This raspberry chocolate smoothie with coconut flakes is basically a tropical vacation disguised as a breakfast beverage.
Raspberries punch your taste buds with tart sass while chocolate whispers indulgent secrets you definitely shouldn’t tell anyone.
Coconut flakes add a crunchy, exotic flair because apparently, life isn’t dramatic enough without texture in your smoothie.
Blend it fast, sip it slowly, and pretend it’s self-care instead of just a sneaky dessert in a fancy glass.
It’s creamy, sweet, and fiber-packed, giving you nutrients while looking like you actually have your life together.
Go ahead, make it, and bask in your own gourmet genius.

Raspberry Chocolate Smoothie with Coconut Flakes
A vegan, fiber-rich raspberry chocolate smoothie featuring crunchy coconut flakes for texture, sweetness, and tropical flair.
Ingredients
- 1 cup almond milk or coconut milk
- 1 cup frozen raspberries
- 1 frozen banana
- 2 tablespoons cocoa powder
- 2 tablespoons shredded coconut flakes
- ½ teaspoon vanilla extract
- ½ cup ice cubes
Instructions
- Pour 1 cup almond milk into the blender.

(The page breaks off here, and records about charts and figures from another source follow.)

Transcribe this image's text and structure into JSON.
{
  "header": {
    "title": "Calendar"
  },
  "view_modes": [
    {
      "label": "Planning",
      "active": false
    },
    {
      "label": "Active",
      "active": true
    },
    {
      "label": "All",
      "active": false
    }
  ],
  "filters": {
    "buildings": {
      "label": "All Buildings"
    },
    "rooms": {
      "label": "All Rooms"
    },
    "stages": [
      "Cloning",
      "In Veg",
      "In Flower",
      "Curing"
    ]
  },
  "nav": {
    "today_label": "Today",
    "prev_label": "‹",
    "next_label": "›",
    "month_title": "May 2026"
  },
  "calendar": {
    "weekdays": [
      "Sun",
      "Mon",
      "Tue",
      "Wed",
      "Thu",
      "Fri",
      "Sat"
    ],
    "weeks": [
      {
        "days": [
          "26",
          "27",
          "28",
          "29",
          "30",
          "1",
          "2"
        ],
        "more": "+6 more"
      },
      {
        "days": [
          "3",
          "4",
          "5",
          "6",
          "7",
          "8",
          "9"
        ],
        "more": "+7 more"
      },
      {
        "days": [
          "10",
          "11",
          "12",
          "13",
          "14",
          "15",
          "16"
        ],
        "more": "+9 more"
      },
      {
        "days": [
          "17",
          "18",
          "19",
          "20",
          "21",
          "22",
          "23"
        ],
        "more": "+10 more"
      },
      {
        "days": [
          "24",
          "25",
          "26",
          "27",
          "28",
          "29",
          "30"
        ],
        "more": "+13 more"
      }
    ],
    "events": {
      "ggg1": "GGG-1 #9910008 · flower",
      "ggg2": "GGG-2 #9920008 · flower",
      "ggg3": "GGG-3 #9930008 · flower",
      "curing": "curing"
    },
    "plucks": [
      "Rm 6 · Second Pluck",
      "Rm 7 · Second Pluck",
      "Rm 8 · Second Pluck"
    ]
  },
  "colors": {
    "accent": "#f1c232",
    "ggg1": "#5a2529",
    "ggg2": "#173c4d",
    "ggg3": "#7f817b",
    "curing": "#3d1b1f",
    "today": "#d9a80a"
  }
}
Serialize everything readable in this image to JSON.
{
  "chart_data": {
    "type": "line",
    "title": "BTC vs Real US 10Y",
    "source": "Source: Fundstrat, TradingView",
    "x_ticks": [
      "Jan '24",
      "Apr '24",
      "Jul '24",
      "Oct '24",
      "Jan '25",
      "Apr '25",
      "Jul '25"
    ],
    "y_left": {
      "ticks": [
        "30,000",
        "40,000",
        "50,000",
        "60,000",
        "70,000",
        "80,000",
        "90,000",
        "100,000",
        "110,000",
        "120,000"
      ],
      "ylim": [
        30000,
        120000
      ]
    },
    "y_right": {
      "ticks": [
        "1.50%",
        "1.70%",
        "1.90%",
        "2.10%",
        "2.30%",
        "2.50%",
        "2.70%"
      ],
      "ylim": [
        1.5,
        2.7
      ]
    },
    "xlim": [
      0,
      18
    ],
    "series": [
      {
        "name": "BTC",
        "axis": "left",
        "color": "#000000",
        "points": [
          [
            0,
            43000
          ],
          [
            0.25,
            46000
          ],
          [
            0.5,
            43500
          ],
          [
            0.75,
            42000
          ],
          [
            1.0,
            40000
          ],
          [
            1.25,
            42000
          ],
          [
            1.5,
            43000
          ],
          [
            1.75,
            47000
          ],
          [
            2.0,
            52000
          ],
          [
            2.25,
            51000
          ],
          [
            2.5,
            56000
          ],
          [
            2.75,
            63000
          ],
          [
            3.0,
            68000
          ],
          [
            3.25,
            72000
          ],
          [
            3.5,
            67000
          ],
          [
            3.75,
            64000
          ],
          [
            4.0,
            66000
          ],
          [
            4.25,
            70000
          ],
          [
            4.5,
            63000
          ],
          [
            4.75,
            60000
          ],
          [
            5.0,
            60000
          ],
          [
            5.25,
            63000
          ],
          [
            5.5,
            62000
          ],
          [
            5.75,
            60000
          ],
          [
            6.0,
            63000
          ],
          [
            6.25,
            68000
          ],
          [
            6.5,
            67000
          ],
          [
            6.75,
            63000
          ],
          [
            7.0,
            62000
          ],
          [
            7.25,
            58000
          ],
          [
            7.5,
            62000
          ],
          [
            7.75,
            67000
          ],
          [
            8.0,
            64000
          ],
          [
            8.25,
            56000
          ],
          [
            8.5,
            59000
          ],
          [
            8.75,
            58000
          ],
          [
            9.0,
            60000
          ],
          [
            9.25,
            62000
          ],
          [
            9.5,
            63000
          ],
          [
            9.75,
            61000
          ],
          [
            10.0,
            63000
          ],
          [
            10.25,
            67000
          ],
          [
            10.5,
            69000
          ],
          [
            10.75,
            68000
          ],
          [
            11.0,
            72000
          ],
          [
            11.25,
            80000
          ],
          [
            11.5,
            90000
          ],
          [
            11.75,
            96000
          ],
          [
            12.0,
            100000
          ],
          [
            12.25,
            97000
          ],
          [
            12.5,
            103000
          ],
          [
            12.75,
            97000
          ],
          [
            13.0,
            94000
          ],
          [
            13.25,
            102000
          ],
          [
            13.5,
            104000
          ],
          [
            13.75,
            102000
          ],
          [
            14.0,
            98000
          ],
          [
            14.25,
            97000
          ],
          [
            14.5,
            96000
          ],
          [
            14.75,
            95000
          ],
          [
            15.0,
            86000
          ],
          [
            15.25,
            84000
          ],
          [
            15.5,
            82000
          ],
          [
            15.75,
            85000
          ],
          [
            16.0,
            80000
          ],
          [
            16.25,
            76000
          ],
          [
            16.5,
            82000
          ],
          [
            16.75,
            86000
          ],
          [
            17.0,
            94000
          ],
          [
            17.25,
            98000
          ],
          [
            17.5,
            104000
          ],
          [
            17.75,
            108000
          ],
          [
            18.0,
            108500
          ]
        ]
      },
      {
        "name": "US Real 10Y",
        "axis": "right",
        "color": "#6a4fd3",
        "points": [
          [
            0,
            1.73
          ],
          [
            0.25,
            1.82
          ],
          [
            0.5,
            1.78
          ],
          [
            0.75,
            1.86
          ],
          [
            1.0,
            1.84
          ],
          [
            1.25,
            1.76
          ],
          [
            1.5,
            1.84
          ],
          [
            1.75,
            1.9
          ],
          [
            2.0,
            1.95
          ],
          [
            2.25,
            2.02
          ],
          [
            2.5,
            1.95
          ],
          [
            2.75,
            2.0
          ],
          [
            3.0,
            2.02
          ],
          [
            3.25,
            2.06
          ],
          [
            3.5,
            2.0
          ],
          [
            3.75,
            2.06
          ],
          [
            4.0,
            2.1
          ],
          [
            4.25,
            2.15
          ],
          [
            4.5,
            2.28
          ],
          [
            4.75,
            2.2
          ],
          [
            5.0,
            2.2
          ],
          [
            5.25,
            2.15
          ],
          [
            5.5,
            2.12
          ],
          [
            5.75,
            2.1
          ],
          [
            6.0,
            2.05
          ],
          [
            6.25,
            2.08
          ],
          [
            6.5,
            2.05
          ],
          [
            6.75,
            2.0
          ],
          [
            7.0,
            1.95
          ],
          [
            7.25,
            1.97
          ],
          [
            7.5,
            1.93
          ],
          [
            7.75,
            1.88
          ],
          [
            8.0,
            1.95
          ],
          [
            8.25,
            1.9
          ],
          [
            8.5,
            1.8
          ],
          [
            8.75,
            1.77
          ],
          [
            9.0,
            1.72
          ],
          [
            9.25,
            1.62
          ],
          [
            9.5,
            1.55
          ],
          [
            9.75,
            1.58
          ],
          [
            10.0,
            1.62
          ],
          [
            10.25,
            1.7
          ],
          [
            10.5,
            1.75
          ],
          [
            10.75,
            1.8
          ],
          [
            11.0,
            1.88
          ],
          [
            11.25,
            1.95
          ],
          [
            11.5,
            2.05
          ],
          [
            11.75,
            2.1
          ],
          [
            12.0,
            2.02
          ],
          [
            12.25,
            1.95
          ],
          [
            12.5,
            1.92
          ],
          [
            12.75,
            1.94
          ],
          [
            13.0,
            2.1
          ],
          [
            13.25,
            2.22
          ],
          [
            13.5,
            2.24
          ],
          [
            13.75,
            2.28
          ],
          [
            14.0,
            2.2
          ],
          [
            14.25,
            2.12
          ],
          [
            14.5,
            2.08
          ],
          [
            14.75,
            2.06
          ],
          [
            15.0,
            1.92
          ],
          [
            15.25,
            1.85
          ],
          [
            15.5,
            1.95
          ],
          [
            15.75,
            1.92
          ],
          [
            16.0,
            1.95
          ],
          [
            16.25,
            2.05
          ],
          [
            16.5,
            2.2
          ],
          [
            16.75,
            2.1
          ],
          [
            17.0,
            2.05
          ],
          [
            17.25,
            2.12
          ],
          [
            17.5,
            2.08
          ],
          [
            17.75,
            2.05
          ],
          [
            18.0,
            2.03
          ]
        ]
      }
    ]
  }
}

- Add 1 cup frozen raspberries.
- Toss in 1 frozen banana.
- Scoop 2 tablespoons cocoa powder.
- Add 2 tablespoons coconut flakes.
- Mix in ½ teaspoon vanilla extract.
- Drop ½ cup ice cubes.
- Blend until smooth and creamy.
- Pour into glasses, garnish with extra coconut flakes, and serve.
Notes
Nutritional Values (per serving)
- Calories: 290
- Total Fat: 7g
- Saturated Fat: 4g
- Carbohydrates: 52g
- Fiber: 8g
- Protein: 4g
Vitamins & Minerals (per serving)
- Calcium: 15%
- Iron: 10%
- Vitamin C: 20%
- Magnesium: 12%
- Potassium: 18%
Additional Notes/Tips
- Toast coconut flakes lightly for an extra crunchy, aromatic layer.
- Swap almond milk for coconut milk for a richer tropical flavor.
- Add a pinch of cinnamon or nutmeg for a warm, cozy twist.